FIGURE 9:

CR1 with the PXXP motif is critical for Abl function in morphogenesis. (A, B) Rescue of embryonic viability of ablMZ mutants from abl⁴ germline homozygous (A) or abl⁴/Df(3L)st-j7 (B) mothers (50% of progeny are paternally rescued). (C) Rescue of adult viability of abl⁴ zygotic mutants at indicated temperatures, normalized to AblWT rescue. Full data for A–C are given in Table 1. (D–N) Stage 13–14 embryos, anterior left, dorsal up. (D–I) Embryos stained to visualize cell–cell junctions. Relative to wild type (D, F, H), Abl∆CR1 (E, G, I) fails to fully restore germband retraction (E, G, arrows) or a straight LE (D, F vs.
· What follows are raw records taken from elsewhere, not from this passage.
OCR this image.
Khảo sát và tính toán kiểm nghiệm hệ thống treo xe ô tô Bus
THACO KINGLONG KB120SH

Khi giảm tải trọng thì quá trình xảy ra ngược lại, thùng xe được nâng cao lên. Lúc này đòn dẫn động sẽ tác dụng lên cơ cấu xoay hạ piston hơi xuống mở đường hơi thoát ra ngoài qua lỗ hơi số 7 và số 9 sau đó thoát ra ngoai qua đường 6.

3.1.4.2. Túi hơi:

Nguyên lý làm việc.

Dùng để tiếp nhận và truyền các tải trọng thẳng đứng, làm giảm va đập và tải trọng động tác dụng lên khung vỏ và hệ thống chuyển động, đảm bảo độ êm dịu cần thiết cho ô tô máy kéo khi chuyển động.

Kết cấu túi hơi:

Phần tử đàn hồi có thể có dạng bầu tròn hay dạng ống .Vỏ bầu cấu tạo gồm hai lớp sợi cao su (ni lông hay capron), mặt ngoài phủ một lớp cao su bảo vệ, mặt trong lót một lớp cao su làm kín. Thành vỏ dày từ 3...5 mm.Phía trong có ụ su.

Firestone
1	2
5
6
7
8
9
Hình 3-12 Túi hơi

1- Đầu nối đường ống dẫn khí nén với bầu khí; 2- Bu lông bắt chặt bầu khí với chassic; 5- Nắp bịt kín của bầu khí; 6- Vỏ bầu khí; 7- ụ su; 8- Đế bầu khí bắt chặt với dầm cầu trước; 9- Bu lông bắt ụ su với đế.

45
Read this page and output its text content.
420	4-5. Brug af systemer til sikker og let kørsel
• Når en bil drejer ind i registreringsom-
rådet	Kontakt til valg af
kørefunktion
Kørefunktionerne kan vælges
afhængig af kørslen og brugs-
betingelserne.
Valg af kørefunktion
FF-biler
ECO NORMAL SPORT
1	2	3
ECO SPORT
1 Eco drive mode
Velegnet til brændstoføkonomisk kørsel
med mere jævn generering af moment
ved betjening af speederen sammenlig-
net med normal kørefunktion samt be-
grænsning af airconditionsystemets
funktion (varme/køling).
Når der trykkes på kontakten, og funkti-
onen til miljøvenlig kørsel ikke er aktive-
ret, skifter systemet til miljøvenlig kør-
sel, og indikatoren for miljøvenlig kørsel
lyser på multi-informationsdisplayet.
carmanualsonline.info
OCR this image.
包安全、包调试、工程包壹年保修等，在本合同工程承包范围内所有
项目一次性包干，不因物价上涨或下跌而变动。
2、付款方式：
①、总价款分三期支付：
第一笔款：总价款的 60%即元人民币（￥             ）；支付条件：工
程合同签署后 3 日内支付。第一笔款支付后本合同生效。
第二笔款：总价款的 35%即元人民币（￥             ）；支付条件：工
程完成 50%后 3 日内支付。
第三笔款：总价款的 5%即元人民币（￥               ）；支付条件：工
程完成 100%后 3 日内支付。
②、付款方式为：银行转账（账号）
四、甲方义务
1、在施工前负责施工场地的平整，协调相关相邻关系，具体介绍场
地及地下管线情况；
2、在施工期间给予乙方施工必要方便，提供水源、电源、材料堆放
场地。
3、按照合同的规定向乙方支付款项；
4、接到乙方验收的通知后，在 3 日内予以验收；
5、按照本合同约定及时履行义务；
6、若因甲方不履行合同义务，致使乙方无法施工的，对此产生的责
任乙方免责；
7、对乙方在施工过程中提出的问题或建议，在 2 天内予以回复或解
E, G, arrowheads). (H, I) Even Abl∆CR1 mutants that do close have severe dorsal midline discontinuities (I, arrows) relative to the straight midline in wild type (H, arrows). (J) Abl∆CR1 mutants have the same large-scale defects at the LE (arrowheads), splayed open (red arrows; quantitated in Table 2) or hyperconstricted (yellow arrows) LE cells and failure of epidermal cells to elongate (brackets) seen in ablMZ mutants (Figure 6). (K–N) Abl∆CR1 fails to rescue LE Ena localization. (K, M) Close-ups. Wild type. The LE is straight (arrowheads), and Ena localizes uniformly to LE “dots” (arrows). (L, N) Close-ups. Abl∆CR1. The LE is wavy (arrowheads), and although Ena localizes to LE dots in occasional cells (red arrows), its localization is reduced and less well confined to the LE dots in most cells (T-shapes, blue arrows). Scale bars, 10 μm. In D–N, embryos are progeny of a cross in which mothers had germlines homozygous for the null allele abl⁴ and fathers were abl⁴/+. Thus all embryos were maternally mutant for endogenous abl, and half were maternally and zygotically mutant. However, in this figure, mutants scored were selected to be maternally and zygotically mutant using a GFP-marked Balancer chromosome.